だが、様子がおかしい。なぜなら、本来人間にあるはずのない禍々しい魔力を感じるからだ。
「お前、マッスルなのか?」
聞いても返事は返ってこない。そればかりか不敵な笑みを浮かべる。
「おい、儂じゃよ、マッチョじゃよ、貴様のたった1人の兄じゃよ、忘れたのか?おい、何とか言えよ」
そんなマッチョを嘲笑うかのように襲いかかる。

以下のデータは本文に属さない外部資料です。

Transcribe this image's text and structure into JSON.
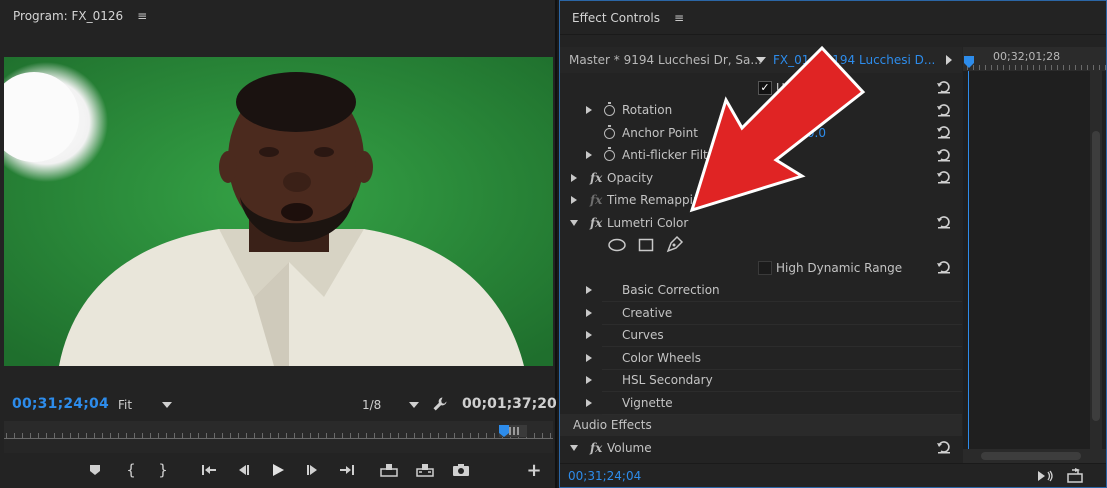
{
  "program": {
    "title": "Program: FX_0126",
    "current_timecode": "00;31;24;04",
    "fit_label": "Fit",
    "resolution_label": "1/8",
    "duration_timecode": "00;01;37;20"
  },
  "effect_controls": {
    "title": "Effect Controls",
    "master_clip": "Master * 9194 Lucchesi Dr, Sa...",
    "sequence_clip": "FX_01... 9194 Lucchesi D...",
    "timeline_timecode": "00;32;01;28",
    "footer_timecode": "00;31;24;04",
    "uniform_scale_label": "U",
    "rotation_label": "Rotation",
    "anchor_point_label": "Anchor Point",
    "anchor_point_value": "1080.0",
    "anchor_point_value_left": "0",
    "anti_flicker_label": "Anti-flicker Filter",
    "opacity_label": "Opacity",
    "time_remapping_label": "Time Remapping",
    "lumetri_label": "Lumetri Color",
    "hdr_label": "High Dynamic Range",
    "subsections": [
      "Basic Correction",
      "Creative",
      "Curves",
      "Color Wheels",
      "HSL Secondary",
      "Vignette"
    ],
    "audio_effects_label": "Audio Effects",
    "volume_label": "Volume"
  },
  "colors": {
    "timecode_blue": "#2d8ceb",
    "panel_bg": "#232323",
    "green_screen": "#2e8d3c",
    "arrow_red": "#e02424",
    "panel_focus_border": "#2b66a6"
  },
  "icons": {
    "transport": [
      "marker-icon",
      "mark-in-icon",
      "mark-out-icon",
      "go-to-in-icon",
      "step-back-icon",
      "play-icon",
      "step-forward-icon",
      "go-to-out-icon",
      "lift-icon",
      "extract-icon",
      "export-frame-icon",
      "add-button-icon"
    ]
  }
}
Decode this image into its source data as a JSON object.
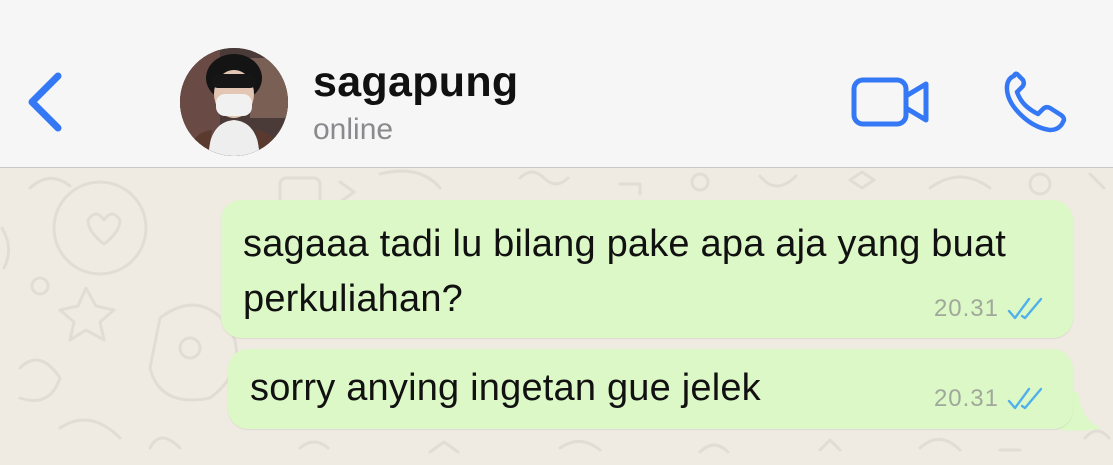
{
  "header": {
    "back_icon": "chevron-left-icon",
    "contact_name": "sagapung",
    "status": "online",
    "video_icon": "video-camera-icon",
    "call_icon": "phone-icon"
  },
  "messages": [
    {
      "text": "sagaaa tadi lu bilang pake apa aja yang buat perkuliahan?",
      "time": "20.31",
      "receipt": "read"
    },
    {
      "text": "sorry anying ingetan gue jelek",
      "time": "20.31",
      "receipt": "read"
    }
  ],
  "colors": {
    "accent": "#3478f6",
    "bubble_outgoing": "#dcf8c6",
    "read_ticks": "#4fb0ec",
    "wallpaper": "#efeae2",
    "header_bg": "#f6f6f6"
  }
}
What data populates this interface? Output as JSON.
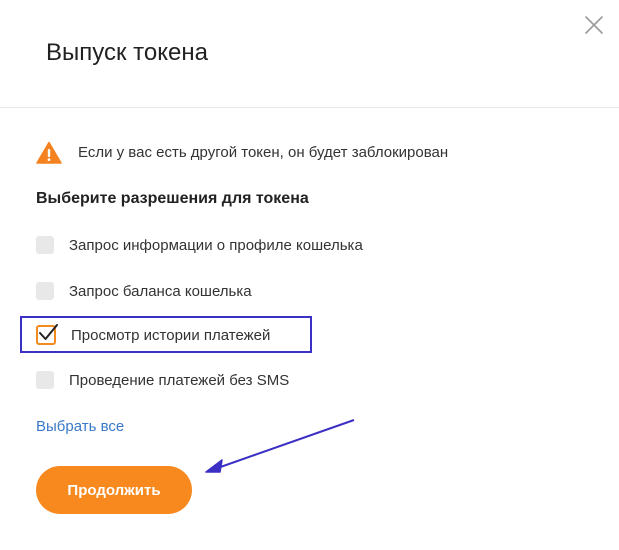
{
  "dialog": {
    "title": "Выпуск токена",
    "close_icon": "close-icon"
  },
  "warning": {
    "icon": "warning-icon",
    "text": "Если у вас есть другой токен, он будет заблокирован"
  },
  "permissions": {
    "heading": "Выберите разрешения для токена",
    "items": [
      {
        "label": "Запрос информации о профиле кошелька",
        "checked": false
      },
      {
        "label": "Запрос баланса кошелька",
        "checked": false
      },
      {
        "label": "Просмотр истории платежей",
        "checked": true
      },
      {
        "label": "Проведение платежей без SMS",
        "checked": false
      }
    ]
  },
  "select_all_label": "Выбрать все",
  "continue_label": "Продолжить",
  "colors": {
    "accent": "#f7891f",
    "link": "#3a79c9",
    "highlight": "#3b2fc4"
  }
}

なんと、人間にはない黒い翼を広げて。
マッチョは避ける。
「お前は、マッスルじゃない。その翼、忘れもせん。魔王だな」
マッチョは確信する。この弟の姿をしたものが弟を殺した魔王であることを。
「貴様だけは!」
フューチャーストライクを打つ。それもかなりの大剣、かなりの速度で。弟の見た目だからと躊躇したら倒せないから全力で。
当たった。真っ二つになった。だが不自然だ。あの時の魔王はもっと強かったはず……
本当に魔王だったのか?いや、間違うはずのない。あの翼。
マッチョは自分が強くなりすぎて簡単に弟の敵を撃ったと思っている。魔王がどこかで生きていることを知らずに。